Thank you in advance for any help!
I don't think this would be possible. On some STL libraries you actually have a vector iterator as a pointer type, ie std::vector<T>::iterator is a T*
so I can't think of any way you could get back to the container type from that.
Just for fun, here's something I quickly hacked with Boost.MPL (warning: This was veeeery superficially tested, so handle with care):
#include <boost/mpl/list.hpp>
#include <boost/mpl/find_if.hpp>
#include <boost/type_traits.hpp>
#include <vector>
#include <string>
#include <list>
#include <set>
// List of candidate container types
template<typename T>
struct ContainersOf : boost::mpl::list<
std::vector<T>,
std::basic_string<T>,
std::list<T>,
std::set<T>
>{};
// Metafunction to evaluate if IteratorT == ContainerT::iterator
template<class IteratorT, class ContainerT>
struct IsIteratorOf
{
typedef typename
boost::is_same<
IteratorT,
typename ContainerT::iterator
>::type type;
};
// Metafunction to compute a container type from an iterator type
template<class IteratorT>
struct ContainerOf
{
typedef typename
boost::mpl::deref<typename
boost::mpl::find_if<
ContainersOf<typename std::iterator_traits<IteratorT>::value_type>,
IsIteratorOf<IteratorT, boost::mpl::_1>
>::type
>::type type;
};
// Test
int main()
{
ContainerOf<std::list<int>::iterator>::type l;
std::list<int> l2 = l; // OK
std::vector<int> v = l; // Fails to compile
return 0;
}
The exact runtime types of C++ STL iterators are intentionally undefined and therefore implementation-specific. You can search through your compiler vendor's header files to find out what type is actually used and deduce the container from that, but it's vendor- and version-specific, therefore prone to breaking.

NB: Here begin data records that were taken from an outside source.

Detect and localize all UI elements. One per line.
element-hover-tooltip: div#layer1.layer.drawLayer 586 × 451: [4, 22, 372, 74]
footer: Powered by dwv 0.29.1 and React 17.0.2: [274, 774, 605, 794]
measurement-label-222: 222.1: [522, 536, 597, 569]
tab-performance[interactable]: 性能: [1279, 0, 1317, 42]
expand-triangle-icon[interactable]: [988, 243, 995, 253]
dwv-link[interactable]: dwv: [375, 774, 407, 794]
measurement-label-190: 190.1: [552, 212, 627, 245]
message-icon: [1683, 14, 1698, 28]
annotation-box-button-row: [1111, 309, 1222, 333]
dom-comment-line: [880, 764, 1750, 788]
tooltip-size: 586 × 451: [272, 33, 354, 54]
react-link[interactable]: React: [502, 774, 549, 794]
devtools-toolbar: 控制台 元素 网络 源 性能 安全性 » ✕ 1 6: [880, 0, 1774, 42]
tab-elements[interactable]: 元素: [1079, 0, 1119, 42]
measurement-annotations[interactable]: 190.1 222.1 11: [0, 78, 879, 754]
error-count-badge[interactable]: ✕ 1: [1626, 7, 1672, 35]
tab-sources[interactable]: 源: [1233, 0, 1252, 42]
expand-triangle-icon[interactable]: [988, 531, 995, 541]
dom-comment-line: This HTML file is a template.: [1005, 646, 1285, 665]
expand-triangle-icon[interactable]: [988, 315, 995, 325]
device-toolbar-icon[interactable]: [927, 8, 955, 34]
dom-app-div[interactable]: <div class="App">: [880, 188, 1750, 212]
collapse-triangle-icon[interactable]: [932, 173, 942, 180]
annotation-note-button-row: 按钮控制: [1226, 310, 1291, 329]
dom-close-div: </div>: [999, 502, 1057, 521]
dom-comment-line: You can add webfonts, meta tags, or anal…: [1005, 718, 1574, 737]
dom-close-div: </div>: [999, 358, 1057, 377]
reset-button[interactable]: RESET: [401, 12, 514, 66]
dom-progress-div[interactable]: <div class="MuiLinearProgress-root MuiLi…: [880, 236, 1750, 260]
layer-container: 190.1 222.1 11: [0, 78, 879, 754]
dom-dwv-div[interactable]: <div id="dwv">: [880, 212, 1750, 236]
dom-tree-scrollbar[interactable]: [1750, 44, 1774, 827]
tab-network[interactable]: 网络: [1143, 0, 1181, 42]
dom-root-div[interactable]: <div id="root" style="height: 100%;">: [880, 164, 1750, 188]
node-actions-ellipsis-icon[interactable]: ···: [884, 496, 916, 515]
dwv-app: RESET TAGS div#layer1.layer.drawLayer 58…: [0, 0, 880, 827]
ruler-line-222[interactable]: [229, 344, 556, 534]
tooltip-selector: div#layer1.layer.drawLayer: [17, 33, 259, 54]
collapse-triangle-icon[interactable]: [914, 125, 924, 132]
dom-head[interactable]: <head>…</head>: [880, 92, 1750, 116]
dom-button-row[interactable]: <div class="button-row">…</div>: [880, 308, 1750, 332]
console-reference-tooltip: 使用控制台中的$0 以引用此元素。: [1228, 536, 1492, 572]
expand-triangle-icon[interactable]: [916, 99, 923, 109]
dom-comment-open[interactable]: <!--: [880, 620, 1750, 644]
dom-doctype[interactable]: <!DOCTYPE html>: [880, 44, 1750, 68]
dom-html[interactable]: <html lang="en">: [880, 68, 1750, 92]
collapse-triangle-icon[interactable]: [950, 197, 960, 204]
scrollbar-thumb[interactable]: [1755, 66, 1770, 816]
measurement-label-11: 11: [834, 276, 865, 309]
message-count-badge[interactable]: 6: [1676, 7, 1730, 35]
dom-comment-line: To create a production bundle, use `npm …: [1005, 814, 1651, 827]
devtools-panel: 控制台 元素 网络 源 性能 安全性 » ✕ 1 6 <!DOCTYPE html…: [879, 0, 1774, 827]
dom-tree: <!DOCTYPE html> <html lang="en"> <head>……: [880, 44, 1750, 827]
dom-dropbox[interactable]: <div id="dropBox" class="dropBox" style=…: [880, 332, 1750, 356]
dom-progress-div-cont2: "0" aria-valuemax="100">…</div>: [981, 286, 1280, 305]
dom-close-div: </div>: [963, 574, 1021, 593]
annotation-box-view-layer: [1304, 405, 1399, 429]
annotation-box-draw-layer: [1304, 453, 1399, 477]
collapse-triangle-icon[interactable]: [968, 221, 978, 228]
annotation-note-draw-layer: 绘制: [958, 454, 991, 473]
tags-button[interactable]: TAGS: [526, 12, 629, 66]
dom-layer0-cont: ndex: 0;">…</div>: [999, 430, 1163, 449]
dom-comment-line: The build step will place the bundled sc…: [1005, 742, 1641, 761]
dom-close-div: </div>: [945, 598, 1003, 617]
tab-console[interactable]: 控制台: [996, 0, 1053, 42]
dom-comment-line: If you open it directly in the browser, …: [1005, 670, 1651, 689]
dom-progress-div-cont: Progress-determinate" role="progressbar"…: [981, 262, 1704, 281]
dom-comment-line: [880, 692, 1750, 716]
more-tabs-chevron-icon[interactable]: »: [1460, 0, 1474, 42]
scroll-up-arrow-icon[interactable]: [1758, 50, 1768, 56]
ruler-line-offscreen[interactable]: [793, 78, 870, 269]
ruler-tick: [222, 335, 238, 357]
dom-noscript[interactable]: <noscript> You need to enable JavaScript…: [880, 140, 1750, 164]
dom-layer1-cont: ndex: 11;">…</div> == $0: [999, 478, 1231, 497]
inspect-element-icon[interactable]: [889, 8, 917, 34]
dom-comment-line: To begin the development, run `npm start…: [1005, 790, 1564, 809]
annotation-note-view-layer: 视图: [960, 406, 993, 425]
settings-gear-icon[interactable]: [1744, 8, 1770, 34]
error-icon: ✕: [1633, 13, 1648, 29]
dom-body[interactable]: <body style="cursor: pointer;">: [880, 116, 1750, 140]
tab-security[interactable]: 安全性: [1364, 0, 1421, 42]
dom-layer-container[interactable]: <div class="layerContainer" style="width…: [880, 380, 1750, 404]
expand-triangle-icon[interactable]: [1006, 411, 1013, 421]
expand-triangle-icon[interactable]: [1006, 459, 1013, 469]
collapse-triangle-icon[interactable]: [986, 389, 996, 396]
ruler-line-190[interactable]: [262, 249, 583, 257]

The point of iterators is that you use them to do work without having to know the underlying container type, for example passing a begin/end pair and doing work on that range.
However, if all you care about is the iterator type, I believe you can use iterator traits to determine for example if an iterator is random access. Take std::advance
, the general case is that it calls operator++
on the iterator n times, but is specialized for random access iterators to use += instead.
Other than that I'm not aware of any way to get the container type from the iterator.